Quatre bustes de Jean Carriès, jamais vus ni passés en vente auparavant, surgissent chez Ivoire, à Angers – chaque figure est estimée entre 4 000 et 5 000 euros. Ils dormaient depuis les années 1950 dans un grenier de Bonnétable (Sarthe).
L’histoire commence dans la maison d’Auguste Hurtaud, le chef d’atelier qui a façonné avec Jean Carriès les pièces les plus audacieuses de l’artiste. Ce dernier, décédé à 39 ans en 1894, laisse une œuvre brève et radicale : des marginaux, des épaves, des bébés inquiétants modelés dans le grès émaillé. Avant lui, ce matériau servait aux pots, aux cruches ; lui en fait un langage. Ses glaçures brunes, beiges, crème ont la texture des choses enfouies, des terres cuites à même le sol. Les bustes viennent de Saint-Amand-en-Puisaye (Nièvre), une région de potiers. Jean Carriès s’y installe – au château de Montriveau – pour construire une porte monumentale commandée par l’Américaine Winnaretta Singer, héritière des machines à coudre du même nom, et future princesse de Polignac. Le projet l’obsède, l’épuise, reste inachevé. À la mort de l’artiste, Auguste Hurtaud, plâtrier local devenu le bras droit du sculpteur et le superviseur de l’atelier, garde les bustes, lesquels traversent le XXe siècle dans sa famille, puis dans celle des propriétaires de sa maison.

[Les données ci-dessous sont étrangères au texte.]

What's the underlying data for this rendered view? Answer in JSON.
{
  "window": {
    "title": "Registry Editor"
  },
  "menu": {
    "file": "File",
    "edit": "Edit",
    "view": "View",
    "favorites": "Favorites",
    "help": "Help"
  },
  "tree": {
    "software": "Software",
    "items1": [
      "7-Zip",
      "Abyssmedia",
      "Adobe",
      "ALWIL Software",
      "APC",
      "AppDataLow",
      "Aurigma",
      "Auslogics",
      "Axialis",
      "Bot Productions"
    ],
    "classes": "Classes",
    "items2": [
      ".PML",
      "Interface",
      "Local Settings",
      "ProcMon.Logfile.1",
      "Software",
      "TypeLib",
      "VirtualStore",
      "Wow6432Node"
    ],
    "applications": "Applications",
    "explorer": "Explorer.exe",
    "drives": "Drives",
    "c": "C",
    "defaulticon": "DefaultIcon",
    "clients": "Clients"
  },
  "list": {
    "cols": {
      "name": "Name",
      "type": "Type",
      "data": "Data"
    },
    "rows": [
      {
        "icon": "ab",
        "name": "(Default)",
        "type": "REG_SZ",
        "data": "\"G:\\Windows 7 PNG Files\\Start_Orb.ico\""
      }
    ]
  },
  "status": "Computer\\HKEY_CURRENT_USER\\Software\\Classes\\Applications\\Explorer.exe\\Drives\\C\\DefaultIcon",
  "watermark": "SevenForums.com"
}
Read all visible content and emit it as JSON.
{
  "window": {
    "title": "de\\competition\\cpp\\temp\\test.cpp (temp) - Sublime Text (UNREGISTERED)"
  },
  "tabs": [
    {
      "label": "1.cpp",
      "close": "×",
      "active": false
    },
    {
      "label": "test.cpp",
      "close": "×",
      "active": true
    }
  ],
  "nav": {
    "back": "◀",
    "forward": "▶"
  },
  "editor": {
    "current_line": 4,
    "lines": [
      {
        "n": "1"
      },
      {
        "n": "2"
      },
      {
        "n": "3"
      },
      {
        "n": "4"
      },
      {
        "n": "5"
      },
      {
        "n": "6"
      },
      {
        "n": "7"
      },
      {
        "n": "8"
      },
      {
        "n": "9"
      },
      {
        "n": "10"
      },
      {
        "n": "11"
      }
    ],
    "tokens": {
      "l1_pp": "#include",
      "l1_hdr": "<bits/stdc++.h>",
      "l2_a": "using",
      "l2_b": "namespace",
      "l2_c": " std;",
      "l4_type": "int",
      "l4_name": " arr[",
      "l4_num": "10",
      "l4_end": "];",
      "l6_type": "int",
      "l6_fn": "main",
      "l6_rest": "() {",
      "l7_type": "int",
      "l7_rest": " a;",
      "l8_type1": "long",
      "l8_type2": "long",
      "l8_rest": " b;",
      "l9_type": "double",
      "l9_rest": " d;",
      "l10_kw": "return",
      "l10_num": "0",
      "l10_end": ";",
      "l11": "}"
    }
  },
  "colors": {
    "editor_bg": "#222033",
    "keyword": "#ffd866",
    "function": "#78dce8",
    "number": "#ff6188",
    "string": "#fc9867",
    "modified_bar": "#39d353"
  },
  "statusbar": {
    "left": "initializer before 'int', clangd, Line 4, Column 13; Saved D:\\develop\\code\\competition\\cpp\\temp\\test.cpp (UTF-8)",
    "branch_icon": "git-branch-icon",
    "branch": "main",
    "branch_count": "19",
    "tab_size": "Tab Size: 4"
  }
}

Parmi les quatre sculptures se trouve L’Épave au bonnet, figure émaciée coiffée d’un simple tissu. Un modèle en plâtre patiné dort au Petit Palais, à Paris. Un autre apparaît dans le célèbre portrait de Jean Carriès peint par Louise Catherine Breslau en 1886-1887, sur lequel on voit l’artiste dans son atelier entouré de ses « créatures ». L’Homme à la casquette, Désespéré au grand chapeau, Bébé pensif : chaque pièce porte cette tension entre le naturalisme des traits et l’étrangeté sourde des expressions. En avril 1888, Jean Carriès expose chez les Ménard-Dorian ; Émile Zola, Auguste Rodin, les frères Goncourt sont là. L’État achète. Le succès consacre ce sculpteur qui refuse l’académisme. Après lui, une génération entière reprend le grès. Les quatre bustes racontent cette révolution discrète.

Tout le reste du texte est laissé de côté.